Five main themes emerged in the category of ideas to better support breastfeeding. Participants responded to the question, “What are your ideas for ways the city of Minneapolis could better support breastfeeding?”

  1. Launch a public awareness campaign to normalize breastfeeding. Nearly all participants mentioned some form of public awareness campaign and the need for more visuals in the community. Examples reported included keeping the messaging positive; creating visuals in maternity facilities, telling stories, making cultural birth art, designing nursing cover-ups from beautiful fabric; incorporating cultural champions such as Imams; and using statements such as “People like me breastfeed”, “I breastfeed because…”, “Let’s normalize breastfeeding”, “We are a breastfeeding friendly city”.
  2. Identify and recognize breastfeeding friendly organizations and create obvious places to breastfeed.
  3. Improve coordination of breastfeeding resources.
  4. Enhance support for peer-to-peer programs through community health workers. Examples reported included using community health workers more as breastfeeding peer counselors and doulas.
  5. Make lactation services more available, accessible and culturally specific. Examples reported included more on-site lactation consultants in pediatric and family practice clinics, home visiting lactation consultants, and diversifying the ethnicity of IBCLCs.

Recomendations

These recommendations reflect the opinions and perspectives reported by the 40 participants in this study and may inform future local policy or program efforts to promote a more supportive environment for breastfeeding in Minneapolis.
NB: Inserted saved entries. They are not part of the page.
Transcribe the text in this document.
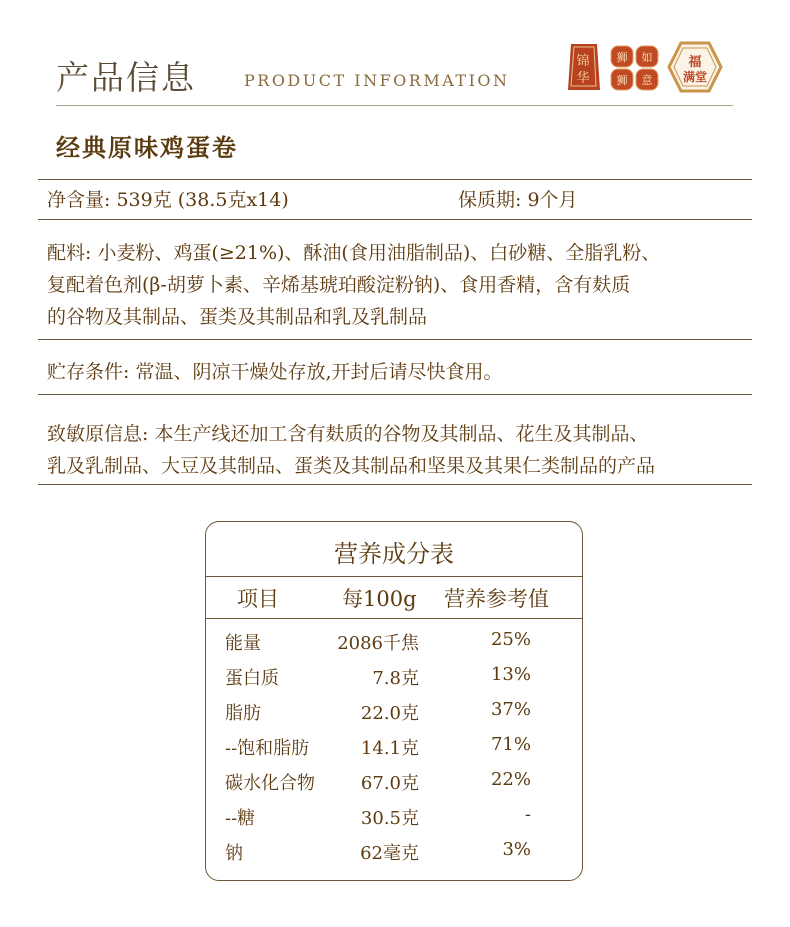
产品信息	PRODUCT INFORMATION
锦
华
狮 如
狮 意
福
满堂
经典原味鸡蛋卷
净含量: 539克 (38.5克x14)	保质期: 9个月
配料: 小麦粉、鸡蛋(≥21%)、酥油(食用油脂制品)、白砂糖、全脂乳粉、
复配着色剂(β-胡萝卜素、辛烯基琥珀酸淀粉钠)、食用香精，含有麸质
的谷物及其制品、蛋类及其制品和乳及乳制品
贮存条件: 常温、阴凉干燥处存放,开封后请尽快食用。
致敏原信息: 本生产线还加工含有麸质的谷物及其制品、花生及其制品、
乳及乳制品、大豆及其制品、蛋类及其制品和坚果及其果仁类制品的产品
营养成分表
项目	每100g 营养参考值
能量	2086千焦	25%
蛋白质	7.8克	13%
脂肪	22.0克	37%
--饱和脂肪	14.1克	71%
碳水化合物	67.0克	22%
--糖	30.5克	-
钠	62毫克	3%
  1. Engage mothers/families in cultural communities for assistance in developing a public awareness campaign, with special effort to engage the American Indian community.
  2. Identify best practices from cities with successful programming and reach out to program staff for lessons learned and advice. Suggested cities and initiatives to contact include Latch On NYC in New York City, HealthConnect One in Chicago, MOMobile of Maternity Care Coalition in Philadelphia, and the Baby-Friendly Brookings project in Brookings, South Dakota.
  3. Ask the mayor or health department to publicly recognize organizations (health care organizations, employers, childcare facilities) that are Breastfeeding Friendly. Potential partners for implementing this recognition program might be the Minnesota Department of Health and the area chamber of commerce.
  4. Have the city health department reach out to existing breastfeeding coalitions and potential community partners to begin a dialog on how the city can partner with them to better support breastfeeding. First contacts might include the Minnesota Breastfeeding Coalition, the Hennepin County Breastfeeding Coalition, the Minnesota Hospital Association, and the Minnesota Community Health Worker Alliance.
  5. Expand home visiting/lactation services as part of the Mayor’s Cradle to K initiative.

Increase public lactation spaces. The city could consider renting or purchasing portable lactation pods such as the Mamava Lactation Suite.